Battle pictures, of course, had always been found in every salon. Painters loved to portray thrilling conflicts: horses trampling men, sabers flashing, carbines spitting flame. Now there was a new kind of war, hard to know how to deal with. So much of it was fought at long distances, and with great machines — and how were you to make them dramatic? How were you to keep a picture of an airplane or a machine gun from looking like a photograph in L'Illustration? A general on horseback was an established figure of la gloire; but what could you do with a man in a tank or a submarine?
The answer of Marcel Detaze had been to go off in solitude and paint the figure of a woman in sorrow. Whether men were mutilated by sabers or by shrapnel made little difference to the wives and sweethearts of France; so said this young painter, and apparently the art lovers agreed with him. “Sister of Mercy” had been hung in an excellent position, and there were always people standing in front of it, and their faces showed that Marcel had conveyed something to their souls. Lanny listened to their comments, and little thrills crept up and down his spine. Even Robbie was moved; yes, the fellow had talent, you didn't have to be a “highbrow” to be sure of it.

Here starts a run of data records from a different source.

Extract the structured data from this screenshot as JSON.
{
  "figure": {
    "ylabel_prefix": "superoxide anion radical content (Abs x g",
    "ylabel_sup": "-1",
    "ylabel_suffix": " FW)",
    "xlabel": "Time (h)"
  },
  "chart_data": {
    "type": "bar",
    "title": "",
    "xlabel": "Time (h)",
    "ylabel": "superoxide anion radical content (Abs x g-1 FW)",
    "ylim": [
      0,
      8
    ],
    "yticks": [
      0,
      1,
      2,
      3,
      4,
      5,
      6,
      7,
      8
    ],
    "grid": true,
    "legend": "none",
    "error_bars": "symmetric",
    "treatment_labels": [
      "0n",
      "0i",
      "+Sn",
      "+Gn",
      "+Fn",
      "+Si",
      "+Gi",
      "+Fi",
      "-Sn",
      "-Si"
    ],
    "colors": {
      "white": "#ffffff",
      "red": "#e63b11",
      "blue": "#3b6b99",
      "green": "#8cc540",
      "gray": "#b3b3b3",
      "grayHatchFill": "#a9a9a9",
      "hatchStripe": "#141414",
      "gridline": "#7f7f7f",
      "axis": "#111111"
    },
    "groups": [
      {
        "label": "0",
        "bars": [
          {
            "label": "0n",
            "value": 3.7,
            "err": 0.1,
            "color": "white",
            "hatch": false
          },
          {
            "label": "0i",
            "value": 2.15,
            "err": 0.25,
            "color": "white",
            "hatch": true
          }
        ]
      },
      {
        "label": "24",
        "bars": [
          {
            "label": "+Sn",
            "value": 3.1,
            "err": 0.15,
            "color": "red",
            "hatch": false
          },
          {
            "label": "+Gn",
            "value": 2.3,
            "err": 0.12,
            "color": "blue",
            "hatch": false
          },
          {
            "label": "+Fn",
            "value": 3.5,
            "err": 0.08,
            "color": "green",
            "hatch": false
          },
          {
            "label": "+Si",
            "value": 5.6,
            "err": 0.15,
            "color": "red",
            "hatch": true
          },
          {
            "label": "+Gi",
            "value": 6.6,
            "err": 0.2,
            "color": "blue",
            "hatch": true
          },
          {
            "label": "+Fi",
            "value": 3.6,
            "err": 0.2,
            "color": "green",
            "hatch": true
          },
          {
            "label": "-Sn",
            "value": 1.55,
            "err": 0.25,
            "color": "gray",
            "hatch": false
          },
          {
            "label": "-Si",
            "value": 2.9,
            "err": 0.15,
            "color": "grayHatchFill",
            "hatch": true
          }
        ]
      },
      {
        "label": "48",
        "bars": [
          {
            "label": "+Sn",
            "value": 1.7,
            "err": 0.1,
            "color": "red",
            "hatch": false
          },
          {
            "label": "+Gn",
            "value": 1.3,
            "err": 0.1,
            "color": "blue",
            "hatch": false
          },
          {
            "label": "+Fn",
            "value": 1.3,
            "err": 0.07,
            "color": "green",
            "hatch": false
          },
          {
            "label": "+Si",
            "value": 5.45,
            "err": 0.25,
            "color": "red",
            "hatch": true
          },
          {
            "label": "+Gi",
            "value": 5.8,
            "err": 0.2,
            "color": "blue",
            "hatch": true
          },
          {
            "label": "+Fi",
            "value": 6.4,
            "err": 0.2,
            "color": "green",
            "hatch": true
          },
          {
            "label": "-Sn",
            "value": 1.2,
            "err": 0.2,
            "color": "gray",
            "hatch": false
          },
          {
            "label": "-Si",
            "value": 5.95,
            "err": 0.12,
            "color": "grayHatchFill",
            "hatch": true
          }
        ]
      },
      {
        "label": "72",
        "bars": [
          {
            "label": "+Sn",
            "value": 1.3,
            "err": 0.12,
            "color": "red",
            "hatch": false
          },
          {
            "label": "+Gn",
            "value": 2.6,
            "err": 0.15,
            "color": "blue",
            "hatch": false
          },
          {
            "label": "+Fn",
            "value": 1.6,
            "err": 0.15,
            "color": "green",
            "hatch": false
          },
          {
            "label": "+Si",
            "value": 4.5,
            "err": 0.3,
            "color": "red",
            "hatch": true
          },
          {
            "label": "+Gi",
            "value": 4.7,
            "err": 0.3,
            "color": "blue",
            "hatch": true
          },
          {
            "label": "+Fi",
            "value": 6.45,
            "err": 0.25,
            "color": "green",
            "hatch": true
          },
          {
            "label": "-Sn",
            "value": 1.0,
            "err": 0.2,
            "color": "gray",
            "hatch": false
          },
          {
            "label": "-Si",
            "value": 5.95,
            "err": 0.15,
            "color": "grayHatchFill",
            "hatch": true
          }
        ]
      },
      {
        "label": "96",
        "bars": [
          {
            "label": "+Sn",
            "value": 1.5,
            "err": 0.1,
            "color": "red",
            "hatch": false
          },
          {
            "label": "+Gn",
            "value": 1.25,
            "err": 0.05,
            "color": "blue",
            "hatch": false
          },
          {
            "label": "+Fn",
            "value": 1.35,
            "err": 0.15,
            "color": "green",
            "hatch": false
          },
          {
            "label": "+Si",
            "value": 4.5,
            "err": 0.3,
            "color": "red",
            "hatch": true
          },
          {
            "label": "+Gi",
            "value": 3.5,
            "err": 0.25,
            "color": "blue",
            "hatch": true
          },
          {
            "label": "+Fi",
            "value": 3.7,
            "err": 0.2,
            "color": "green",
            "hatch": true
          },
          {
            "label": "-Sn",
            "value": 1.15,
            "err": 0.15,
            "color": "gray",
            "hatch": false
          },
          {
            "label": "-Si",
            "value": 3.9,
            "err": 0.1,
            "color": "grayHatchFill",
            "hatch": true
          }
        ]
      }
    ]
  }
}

Too bad that Beauty couldn't be on hand to share the sensation. She would have taken her friends, and stood and listened to what the crowds were saying; presently somebody would have glanced at her, and then at the picture, and then back at her again, in excitement and a little awe, and the blood would have started climbing to Beauty's cheeks, and even to her forehead; it would have been one of life's great moments. Call it vanity, but she was like that; “professional beauties” were amateur actresses, performing upon a larger stage with the help of newspapers and illustrated magazines. “I'll send her a ticket and tell her to come,” said Robbie, who found her foibles diverting.
A further idea occurred to him, and he said to his son: “Do you remember what Beauty once told you about a painting that made my father angry?” Yes, that was one of the things Lanny wasn't going to forget — not in this incarnation! He said so, and Robbie inquired: “Would you be interested to see it?”
The youth was staggered. Somehow the idea seemed rather horrible. And with Rick along too! But he told himself that this was an old-fashioned attitude, unworthy of a connoisseur of art. Surely Rick would feel that way about it. So Lanny replied: “I would, of course.”
“I've been told where it was. If it's been sold, maybe you can find out where it's gone.” Robbie gave the name of one of the fashionable dealers on the Rue de la Paix, and told him to ask for the “Lady with a Blue Veil,” by Oscar Deroulé. “You don't have to say that you know anything about it,” added the father.